I think so.  We are raising a generation of kids who will need to be taught to be human, if indeed it is possible.  I think it IS possible, but we need to state now that it is likely a needed task.

But returning to myself, this basic thesis explains some things.  With regard to addiction, drugs and alcohol manage anxiety for those still trying to live some semblance of a connected life, one filled with shame.  As I say, to push out from masochism engenders fear, and drugs and alcohol blunt fear.

But would not work addiction become a sort of Reaction Formation (some of Freud’s terms seem useful, even if he was a craven liar, and always almost right, but rarely actually right) to a feeling of inferiority?  Adler, actually, was known for speaking of an Inferiority Complex.  Would this not amount to overcompensation brought on by shame?

And sexual addiction would be a combination of the need for connection combined with a deeply seated emotional conviction that it remained impossible for that individual.  So you go through, you use, people, knowing you can never get what you really want.

And you can derive–and I think I’ve made this comment before–both Sartre’s “L’infer c’est les Autre” and his Nausea.
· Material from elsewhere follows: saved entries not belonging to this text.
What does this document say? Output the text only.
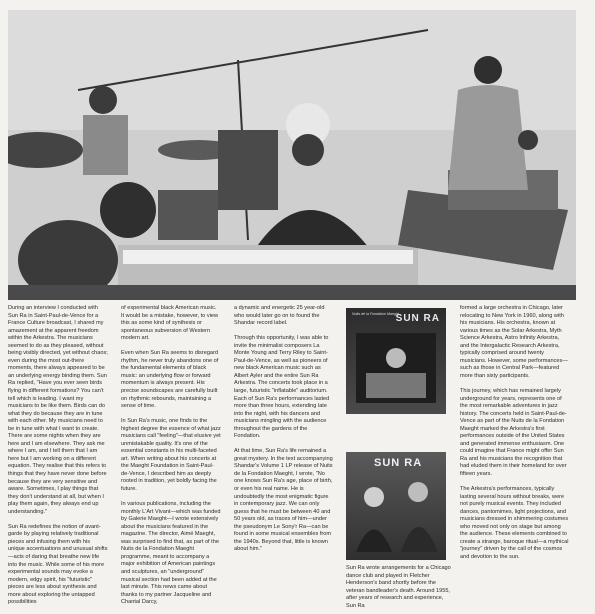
During an interview I conducted with Sun Ra in Saint-Paul-de-Vence for a France Culture broadcast, I shared my amazement at the apparent freedom within the Arkestra. The musicians seemed to do as they pleased, without being visibly directed, yet without chaos; even during the most out-there moments, there always appeared to be an underlying energy binding them. Sun Ra replied, "Have you ever seen birds flying in different formations? You can't tell which is leading. I want my musicians to be like them. Birds can do what they do because they are in tune with each other. My musicians need to be in tune with what I want to create. There are some nights when they are here and I am elsewhere. They ask me where I am, and I tell them that I am here but I am working on a different equation. They realise that this refers to things that they have never done before because they are very sensitive and aware. Sometimes, I play things that they don't understand at all, but when I play them again, they always end up understanding."

Sun Ra redefines the notion of avant-garde by playing relatively traditional pieces and infusing them with his unique accentuations and unusual shifts—acts of daring that breathe new life into the music. While some of his more experimental sounds may evoke a modern, edgy spirit, his "futuristic" pieces are less about synthesis and more about exploring the untapped possibilities

of experimental black American music. It would be a mistake, however, to view this as some kind of synthesis or spontaneous subversion of Western modern art.

Even when Sun Ra seems to disregard rhythm, he never truly abandons one of the fundamental elements of black music: an underlying flow or forward momentum is always present. His precise soundscapes are carefully built on rhythmic rebounds, maintaining a sense of time.

In Sun Ra's music, one finds to the highest degree the essence of what jazz musicians call "feeling"—that elusive yet unmistakable quality. It's one of the essential constants in his multi-faceted art. When writing about his concerts at the Maeght Foundation in Saint-Paul-de-Vence, I described him as deeply rooted in tradition, yet boldly facing the future.

In various publications, including the monthly L'Art Vivant—which was funded by Galerie Maeght—I wrote extensively about the musicians featured in the magazine. The director, Aimé Maeght, was surprised to find that, as part of the Nuits de la Fondation Maeght programme, meant to accompany a major exhibition of American paintings and sculptures, an "underground" musical section had been added at the last minute. This news came about thanks to my partner Jacqueline and Chantal Darcy,

a dynamic and energetic 25 year-old who would later go on to found the Shandar record label.

Through this opportunity, I was able to invite the minimalist composers La Monte Young and Terry Riley to Saint-Paul-de-Vence, as well as pioneers of new black American music such as Albert Ayler and the entire Sun Ra Arkestra. The concerts took place in a large, futuristic "inflatable" auditorium. Each of Sun Ra's performances lasted more than three hours, extending late into the night, with his dancers and musicians mingling with the audience throughout the gardens of the Fondation.

At that time, Sun Ra's life remained a great mystery. In the text accompanying Shandar's Volume 1 LP release of Nuits de la Fondation Maeght, I wrote, "No one knows Sun Ra's age, place of birth, or even his real name. He is undoubtedly the most enigmatic figure in contemporary jazz. We can only guess that he must be between 40 and 50 years old, as traces of him—under the pseudonym Le Sony'r Ra—can be found in some musical ensembles from the 1940s. Beyond that, little is known about him."

Nuits de la Fondation Maeght
SUN RA
SUN RA
Sun Ra wrote arrangements for a Chicago dance club and played in Fletcher Henderson's band shortly before the veteran bandleader's death. Around 1955, after years of research and experience, Sun Ra

formed a large orchestra in Chicago, later relocating to New York in 1960, along with his musicians. His orchestra, known at various times as the Solar Arkestra, Myth Science Arkestra, Astro Infinity Arkestra, and the Intergalactic Research Arkestra, typically comprised around twenty musicians. However, some performances—such as those in Central Park—featured more than sixty participants.

This journey, which has remained largely underground for years, represents one of the most remarkable adventures in jazz history. The concerts held in Saint-Paul-de-Vence as part of the Nuits de la Fondation Maeght marked the Arkestra's first performances outside of the United States and generated immense enthusiasm. One could imagine that France might offer Sun Ra and his musicians the recognition that had eluded them in their homeland for over fifteen years.

The Arkestra's performances, typically lasting several hours without breaks, were not purely musical events. They included dances, pantomimes, light projections, and musicians dressed in shimmering costumes who moved not only on stage but among the audience. These elements combined to create a strange, baroque ritual—a mythical "journey" driven by the call of the cosmos and devotion to the sun.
In my view, shame can precede a social interaction, in the form of trauma–Developmental or Acute–but of course societies can also reject people.  In the modern world, many people find themselves alone.  Their extended families are extended and often emotionally distant as well.

And Americans, in particular, have gradually substituted, in my view, niceness for sincerity, and a superficial affability for deep seated connection.  David Riesman, among others, wrote about this in the Lonely Crowd.  I am not arguing for rudeness, but after being asked for the fifth time in five minutes “how are you doing today?” at Home Depot the other day I told this poor gal “tired and irritable”, which was the truth.  They ask, they get.

I suppose there are times when sincerity is unappreciated!!!  But the reality is that if you never answer honestly, if everything is good, good good, then some part of you forgets that there is a human being on the other end, because the whole process is so mechanical and ritualized.  I don’t doubt that yesterday someone killed himself who had been answering good good good for many years.

But being unappreciated–not “feeling felt”, to use a great pair of words I think originated with Dan Siegel–can easily have the effect of making the world seem hostile, and if the world is hostile, then fuck it.  Fuck them.  Sour grapes.  Hell is others.  Corollary: What is left is me and what belongs to me.

Likewise the effort, from within shame and alienation, to reconnect to the world brings with it profound anxiety, and that anxiety often manifests in nausea.  Sufficient fear will make us sick to our stomachs.  This is the vagus nerve, we now know.  Movement from shame to self affirmation is still an activity within a triggered Limbic system.  Nothing has been subtracted neurologically.

I honestly think my main task on Earth is and remains to walk this path, to find the way from deep trauma into contentment and peace and joy–a task which involves cutting through thick jungles of bullshit, crossing rivers of doubt and confusion, and climbing mountains of sheer unrelenting effort.